Analysis of structures and sequences of several hyperthermostable proteins from various sources reveals two major physical mechanisms of their thermostabilization. The first mechanism is "structure-based," whereby some hyperthermostable proteins are significantly more compact than their mesophilic homologues, while no particular interaction type appears to cause stabilization; rather, a sheer number of interactions is responsible for thermostability. Other hyperthermostable proteins employ an alternative, "sequence-based" mechanism of their thermal stabilization. They do not show pronounced structural differences from mesophilic homologues. Rather, a small number of apparently strong interactions is responsible for high thermal stability of these proteins. High-throughput comparative analysis of structures and complete genomes of several hyperthermophilic archaea and bacteria revealed that organisms develop diverse strategies of thermophilic adaptation by using, to a varying degree, two fundamental physical mechanisms of thermostability.

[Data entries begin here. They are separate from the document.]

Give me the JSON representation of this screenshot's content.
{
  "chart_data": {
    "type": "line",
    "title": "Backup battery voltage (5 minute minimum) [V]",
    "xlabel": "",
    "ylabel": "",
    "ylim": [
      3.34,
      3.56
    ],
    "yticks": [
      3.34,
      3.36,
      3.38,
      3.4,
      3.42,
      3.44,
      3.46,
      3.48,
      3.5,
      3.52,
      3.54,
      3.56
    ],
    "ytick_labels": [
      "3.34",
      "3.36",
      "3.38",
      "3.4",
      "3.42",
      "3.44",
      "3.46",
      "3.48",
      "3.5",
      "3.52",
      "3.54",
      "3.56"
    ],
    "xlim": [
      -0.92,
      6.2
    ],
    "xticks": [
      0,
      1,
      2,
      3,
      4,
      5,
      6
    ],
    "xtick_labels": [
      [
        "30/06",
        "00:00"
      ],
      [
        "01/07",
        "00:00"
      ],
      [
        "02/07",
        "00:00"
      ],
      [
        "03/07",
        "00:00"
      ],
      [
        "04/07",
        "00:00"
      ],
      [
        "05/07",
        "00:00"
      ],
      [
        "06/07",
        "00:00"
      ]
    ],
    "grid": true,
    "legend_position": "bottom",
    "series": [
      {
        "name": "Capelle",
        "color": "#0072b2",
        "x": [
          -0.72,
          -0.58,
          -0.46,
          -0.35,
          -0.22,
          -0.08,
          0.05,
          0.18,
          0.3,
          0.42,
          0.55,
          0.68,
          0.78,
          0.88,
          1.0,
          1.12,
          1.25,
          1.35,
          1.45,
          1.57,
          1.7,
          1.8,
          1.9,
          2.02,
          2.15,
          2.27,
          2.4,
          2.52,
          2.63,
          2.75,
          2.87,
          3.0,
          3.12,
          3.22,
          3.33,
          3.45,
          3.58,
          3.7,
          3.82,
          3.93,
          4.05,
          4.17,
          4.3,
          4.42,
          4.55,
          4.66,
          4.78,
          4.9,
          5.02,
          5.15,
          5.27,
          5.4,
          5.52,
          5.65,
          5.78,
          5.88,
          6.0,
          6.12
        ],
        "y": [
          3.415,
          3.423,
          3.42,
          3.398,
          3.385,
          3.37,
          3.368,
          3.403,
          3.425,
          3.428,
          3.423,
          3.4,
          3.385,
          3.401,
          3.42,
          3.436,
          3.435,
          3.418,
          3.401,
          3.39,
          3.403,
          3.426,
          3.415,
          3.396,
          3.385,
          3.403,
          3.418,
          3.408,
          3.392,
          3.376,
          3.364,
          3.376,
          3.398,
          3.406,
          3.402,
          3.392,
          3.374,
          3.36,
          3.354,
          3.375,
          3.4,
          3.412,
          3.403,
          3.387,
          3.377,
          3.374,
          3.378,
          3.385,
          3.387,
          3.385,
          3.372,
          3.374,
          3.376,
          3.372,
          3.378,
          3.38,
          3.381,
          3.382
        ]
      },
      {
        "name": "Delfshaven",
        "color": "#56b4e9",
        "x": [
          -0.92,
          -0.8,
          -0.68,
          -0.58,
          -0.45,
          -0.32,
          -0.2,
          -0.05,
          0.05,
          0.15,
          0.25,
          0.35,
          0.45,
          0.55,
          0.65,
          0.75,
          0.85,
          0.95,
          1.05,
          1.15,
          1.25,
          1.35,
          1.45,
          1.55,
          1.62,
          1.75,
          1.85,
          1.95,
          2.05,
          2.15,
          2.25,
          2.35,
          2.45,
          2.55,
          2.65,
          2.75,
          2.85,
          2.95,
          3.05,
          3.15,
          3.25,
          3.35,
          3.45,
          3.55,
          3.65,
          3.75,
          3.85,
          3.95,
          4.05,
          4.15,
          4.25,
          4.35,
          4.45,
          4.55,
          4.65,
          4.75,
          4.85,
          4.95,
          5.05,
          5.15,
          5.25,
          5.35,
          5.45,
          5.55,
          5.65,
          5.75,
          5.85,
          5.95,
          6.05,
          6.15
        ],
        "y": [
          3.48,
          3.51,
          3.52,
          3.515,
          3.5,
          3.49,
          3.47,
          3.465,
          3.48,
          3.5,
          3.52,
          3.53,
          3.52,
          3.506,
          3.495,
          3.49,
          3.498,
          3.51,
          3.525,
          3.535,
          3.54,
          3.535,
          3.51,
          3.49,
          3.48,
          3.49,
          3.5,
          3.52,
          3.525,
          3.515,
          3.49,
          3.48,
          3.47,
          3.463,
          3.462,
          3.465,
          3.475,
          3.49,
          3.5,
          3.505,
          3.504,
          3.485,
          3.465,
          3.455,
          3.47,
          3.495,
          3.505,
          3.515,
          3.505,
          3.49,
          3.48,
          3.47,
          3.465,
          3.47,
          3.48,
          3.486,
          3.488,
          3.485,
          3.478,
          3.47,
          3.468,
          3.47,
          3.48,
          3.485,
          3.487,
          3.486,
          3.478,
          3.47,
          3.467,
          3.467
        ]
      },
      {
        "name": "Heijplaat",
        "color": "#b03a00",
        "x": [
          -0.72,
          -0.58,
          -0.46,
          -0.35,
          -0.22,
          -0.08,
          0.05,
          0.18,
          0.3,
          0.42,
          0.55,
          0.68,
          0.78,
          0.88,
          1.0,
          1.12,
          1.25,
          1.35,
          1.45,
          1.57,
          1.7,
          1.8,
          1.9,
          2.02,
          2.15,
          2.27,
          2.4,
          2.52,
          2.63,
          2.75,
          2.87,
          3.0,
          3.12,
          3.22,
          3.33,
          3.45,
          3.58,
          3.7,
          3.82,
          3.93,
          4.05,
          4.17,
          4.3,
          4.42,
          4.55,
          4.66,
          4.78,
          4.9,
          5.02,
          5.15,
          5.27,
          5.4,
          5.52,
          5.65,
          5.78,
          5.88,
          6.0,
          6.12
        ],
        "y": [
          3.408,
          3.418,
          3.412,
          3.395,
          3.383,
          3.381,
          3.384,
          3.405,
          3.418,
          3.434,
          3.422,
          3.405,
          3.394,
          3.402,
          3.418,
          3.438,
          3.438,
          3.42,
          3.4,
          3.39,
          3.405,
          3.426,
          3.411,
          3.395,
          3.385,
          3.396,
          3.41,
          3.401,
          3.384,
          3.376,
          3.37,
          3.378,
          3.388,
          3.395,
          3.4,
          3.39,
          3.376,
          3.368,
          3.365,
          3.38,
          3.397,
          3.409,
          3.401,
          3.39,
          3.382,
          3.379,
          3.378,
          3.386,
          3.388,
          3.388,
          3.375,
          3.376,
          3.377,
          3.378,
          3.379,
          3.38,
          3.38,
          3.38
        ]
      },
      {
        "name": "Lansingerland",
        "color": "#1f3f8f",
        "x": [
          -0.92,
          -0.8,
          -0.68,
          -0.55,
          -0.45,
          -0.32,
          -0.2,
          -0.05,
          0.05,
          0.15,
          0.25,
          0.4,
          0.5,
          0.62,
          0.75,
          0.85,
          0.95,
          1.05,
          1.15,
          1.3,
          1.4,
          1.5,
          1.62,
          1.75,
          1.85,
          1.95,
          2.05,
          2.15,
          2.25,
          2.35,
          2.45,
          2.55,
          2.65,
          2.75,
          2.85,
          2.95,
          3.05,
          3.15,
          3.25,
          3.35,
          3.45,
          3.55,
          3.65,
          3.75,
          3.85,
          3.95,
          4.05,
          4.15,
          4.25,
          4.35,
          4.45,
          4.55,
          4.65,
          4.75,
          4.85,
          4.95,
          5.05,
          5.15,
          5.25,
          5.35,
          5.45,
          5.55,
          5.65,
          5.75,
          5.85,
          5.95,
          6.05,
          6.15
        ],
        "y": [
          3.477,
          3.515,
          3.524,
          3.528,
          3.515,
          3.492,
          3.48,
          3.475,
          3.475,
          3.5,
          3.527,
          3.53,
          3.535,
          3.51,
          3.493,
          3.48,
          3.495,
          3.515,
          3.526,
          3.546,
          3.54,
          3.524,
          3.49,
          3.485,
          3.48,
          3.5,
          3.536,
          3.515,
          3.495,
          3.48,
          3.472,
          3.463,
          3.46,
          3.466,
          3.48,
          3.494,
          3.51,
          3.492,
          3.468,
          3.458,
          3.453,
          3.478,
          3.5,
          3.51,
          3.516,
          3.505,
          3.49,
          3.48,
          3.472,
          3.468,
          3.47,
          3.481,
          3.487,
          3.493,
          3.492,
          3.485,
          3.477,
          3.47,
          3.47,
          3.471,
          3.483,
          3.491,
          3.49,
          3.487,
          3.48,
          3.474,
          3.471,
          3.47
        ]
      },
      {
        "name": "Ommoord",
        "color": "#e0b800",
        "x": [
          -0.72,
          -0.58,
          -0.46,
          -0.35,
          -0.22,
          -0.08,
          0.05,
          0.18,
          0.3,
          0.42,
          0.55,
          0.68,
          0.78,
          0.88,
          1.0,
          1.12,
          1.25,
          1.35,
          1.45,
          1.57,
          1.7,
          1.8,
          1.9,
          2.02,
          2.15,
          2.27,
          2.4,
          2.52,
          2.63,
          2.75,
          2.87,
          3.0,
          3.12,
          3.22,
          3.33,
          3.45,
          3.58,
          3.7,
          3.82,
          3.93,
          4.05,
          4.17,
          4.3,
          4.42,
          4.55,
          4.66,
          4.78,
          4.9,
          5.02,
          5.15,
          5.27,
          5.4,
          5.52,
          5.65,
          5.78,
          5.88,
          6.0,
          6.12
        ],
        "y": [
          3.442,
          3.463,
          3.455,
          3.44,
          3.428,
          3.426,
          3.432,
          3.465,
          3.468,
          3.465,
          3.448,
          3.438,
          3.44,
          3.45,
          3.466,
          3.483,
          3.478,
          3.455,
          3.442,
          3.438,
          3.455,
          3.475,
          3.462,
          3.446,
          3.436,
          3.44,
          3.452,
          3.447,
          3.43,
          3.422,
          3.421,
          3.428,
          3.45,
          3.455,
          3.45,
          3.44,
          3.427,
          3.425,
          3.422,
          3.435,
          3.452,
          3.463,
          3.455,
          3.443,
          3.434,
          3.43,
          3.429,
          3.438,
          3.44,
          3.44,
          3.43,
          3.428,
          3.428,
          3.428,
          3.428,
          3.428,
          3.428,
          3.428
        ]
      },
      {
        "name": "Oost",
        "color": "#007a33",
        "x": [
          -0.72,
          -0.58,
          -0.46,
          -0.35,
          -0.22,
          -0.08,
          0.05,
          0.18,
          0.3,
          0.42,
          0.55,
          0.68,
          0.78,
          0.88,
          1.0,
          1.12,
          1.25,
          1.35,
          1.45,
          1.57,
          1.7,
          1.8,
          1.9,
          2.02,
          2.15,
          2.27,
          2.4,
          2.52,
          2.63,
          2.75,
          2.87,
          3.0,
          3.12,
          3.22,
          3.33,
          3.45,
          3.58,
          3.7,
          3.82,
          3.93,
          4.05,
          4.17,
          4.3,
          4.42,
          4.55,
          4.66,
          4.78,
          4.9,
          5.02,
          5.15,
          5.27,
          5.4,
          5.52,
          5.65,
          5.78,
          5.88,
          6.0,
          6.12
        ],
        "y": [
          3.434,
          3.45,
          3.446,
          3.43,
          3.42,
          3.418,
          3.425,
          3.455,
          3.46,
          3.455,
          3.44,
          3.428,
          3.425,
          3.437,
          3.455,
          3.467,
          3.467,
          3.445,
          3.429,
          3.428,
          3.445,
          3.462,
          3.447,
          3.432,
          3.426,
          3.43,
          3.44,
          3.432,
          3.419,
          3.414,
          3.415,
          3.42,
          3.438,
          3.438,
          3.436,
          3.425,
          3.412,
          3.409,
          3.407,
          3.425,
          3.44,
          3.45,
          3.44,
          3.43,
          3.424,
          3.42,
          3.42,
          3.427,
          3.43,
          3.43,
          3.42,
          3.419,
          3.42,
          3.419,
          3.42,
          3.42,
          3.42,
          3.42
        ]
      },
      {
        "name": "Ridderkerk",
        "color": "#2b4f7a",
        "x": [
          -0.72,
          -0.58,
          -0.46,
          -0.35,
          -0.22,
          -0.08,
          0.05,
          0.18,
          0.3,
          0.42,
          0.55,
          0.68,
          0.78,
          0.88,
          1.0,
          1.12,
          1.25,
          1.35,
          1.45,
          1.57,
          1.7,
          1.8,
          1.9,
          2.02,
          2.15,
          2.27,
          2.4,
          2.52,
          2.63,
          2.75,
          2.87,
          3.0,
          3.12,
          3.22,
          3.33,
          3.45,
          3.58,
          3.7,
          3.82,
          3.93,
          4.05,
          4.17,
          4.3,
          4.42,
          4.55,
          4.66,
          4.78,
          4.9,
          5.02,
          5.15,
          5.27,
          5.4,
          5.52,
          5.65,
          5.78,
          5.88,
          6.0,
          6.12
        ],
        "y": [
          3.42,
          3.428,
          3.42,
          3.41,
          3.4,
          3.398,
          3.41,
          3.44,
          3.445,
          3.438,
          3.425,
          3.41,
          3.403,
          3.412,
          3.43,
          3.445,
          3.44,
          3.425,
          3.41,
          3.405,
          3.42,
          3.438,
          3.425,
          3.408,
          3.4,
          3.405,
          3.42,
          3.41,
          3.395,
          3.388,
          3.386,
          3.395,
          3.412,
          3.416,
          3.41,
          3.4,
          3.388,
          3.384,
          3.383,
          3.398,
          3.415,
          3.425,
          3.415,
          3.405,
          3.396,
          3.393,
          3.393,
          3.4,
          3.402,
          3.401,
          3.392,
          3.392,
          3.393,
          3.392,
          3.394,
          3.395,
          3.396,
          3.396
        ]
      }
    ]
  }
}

The choice of a particular strategy depends on the evolutionary history of an organism. Proteins from organisms that originated in an extreme environment, such as hyperthermophilic archaea (Pyrococcus furiosus), are significantly more compact and more hydrophobic than their mesophilic counterparts. Alternatively, organisms that evolved as mesophiles but later recolonized a hot environment (Thermotoga maritima) relied in their evolutionary strategy of thermophilic adaptation on "sequence-based" mechanism of thermostability. We propose an evolutionary explanation of these differences based on physical concepts of protein designability.